Highlighting the long road still ahead to bring the pandemic under control, the South American country recorded 87,843 cases and 1,524 deaths in 24 hours, bringing its total death toll to 200,498 -- the second-highest in the world, after the United States.
The bleak milestone doused optimism that 2021 will bring respite anytime soon for a country whose government faces scathing criticism for its erratic handling of the pandemic.
This is supposed to be the year things get better in the pandemic, but in Brazil, 2021 has begun with a firestorm of controversy over holes in the government's vaccination plan and far-right President Jair Bolsonaro's continued Covid-19 denialism.

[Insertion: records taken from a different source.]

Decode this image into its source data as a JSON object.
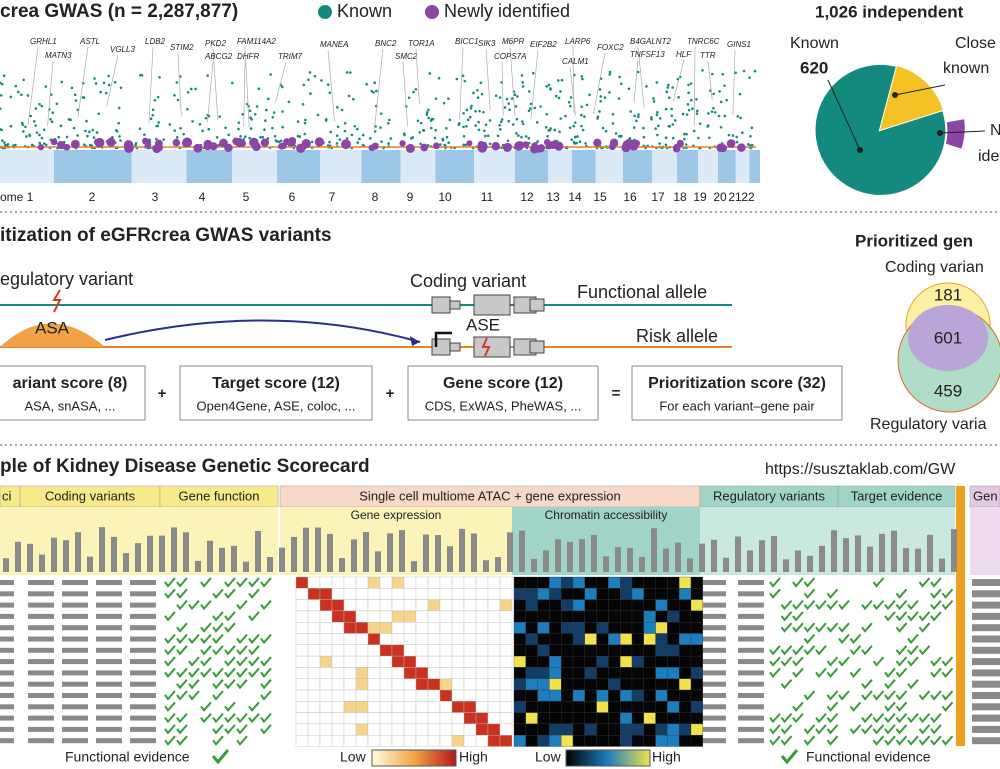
{
  "panel_a": {
    "title": "crea GWAS (n = 2,287,877)",
    "legend": [
      "Known",
      "Newly identified"
    ],
    "genes": [
      "GRHL1",
      "MATN3",
      "ASTL",
      "VGLL3",
      "LDB2",
      "STIM2",
      "PKD2",
      "ABCG2",
      "FAM114A2",
      "DHFR",
      "TRIM7",
      "MANEA",
      "BNC2",
      "SMC2",
      "TOR1A",
      "BICC1",
      "SIK3",
      "M6PR",
      "COPS7A",
      "EIF2B2",
      "LARP6",
      "CALM1",
      "FOXC2",
      "B4GALNT2",
      "TNFSF13",
      "TNRC6C",
      "HLF",
      "TTR",
      "GINS1"
    ],
    "axis_label": "ome",
    "chromosomes": [
      "1",
      "2",
      "3",
      "4",
      "5",
      "6",
      "7",
      "8",
      "9",
      "10",
      "11",
      "12",
      "13",
      "14",
      "15",
      "16",
      "17",
      "18",
      "19",
      "20",
      "21",
      "22"
    ]
  },
  "pie": {
    "title": "1,026 independent",
    "known_label": "Known",
    "known_count": "620",
    "closest_label": [
      "Close",
      "known"
    ],
    "new_label": [
      "N",
      "ide"
    ]
  },
  "panel_b": {
    "title": "itization of eGFRcrea GWAS variants",
    "regulatory": "egulatory variant",
    "coding": "Coding variant",
    "functional": "Functional allele",
    "risk": "Risk allele",
    "asa": "ASA",
    "ase": "ASE",
    "scores": [
      {
        "title": "ariant score (8)",
        "detail": "ASA, snASA, ..."
      },
      {
        "title": "Target score (12)",
        "detail": "Open4Gene, ASE, coloc, ..."
      },
      {
        "title": "Gene score (12)",
        "detail": "CDS, ExWAS, PheWAS, ..."
      },
      {
        "title": "Prioritization score (32)",
        "detail": "For each variant–gene pair"
      }
    ],
    "operators": [
      "+",
      "+",
      "="
    ]
  },
  "venn": {
    "title": "Prioritized gen",
    "top_label": "Coding varian",
    "bottom_label": "Regulatory varia",
    "counts": [
      "181",
      "601",
      "459"
    ]
  },
  "panel_c": {
    "title": "ple of Kidney Disease Genetic Scorecard",
    "url": "https://susztaklab.com/GW",
    "headers": [
      "ci",
      "Coding variants",
      "Gene function",
      "Single cell multiome ATAC + gene expression",
      "Regulatory variants",
      "Target evidence",
      "Gen"
    ],
    "subheaders": [
      "Gene expression",
      "Chromatin accessibility"
    ],
    "footer": {
      "functional_left": "Functional evidence",
      "low1": "Low",
      "high1": "High",
      "low2": "Low",
      "high2": "High",
      "functional_right": "Functional evidence"
    }
  }
}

Bolsonaro, who has defied expert advice on managing the pandemic at every turn -- railing against lockdowns, face masks, social distancing and other "hysteria" -- has stuck to the same script as the world starts vaccination campaigns.
Critics accuse him of fueling anti-vaccine skepticism by saying he does not plan to be vaccinated.
Brazil has yet to set a start date for its vaccination drive.
Health Minister Eduardo Pazuello said Thursday it would begin "by January 20, in the best-case-scenario... and at the latest by early March."
The government has struggled to secure enough vaccine doses for Brazil's 212 million people.
It fell flat last week when it tried to purchase enough syringes, securing less than three percent of the 300 million it tendered.
The highest number of daily deaths in Brazil was 1,595 on July 29.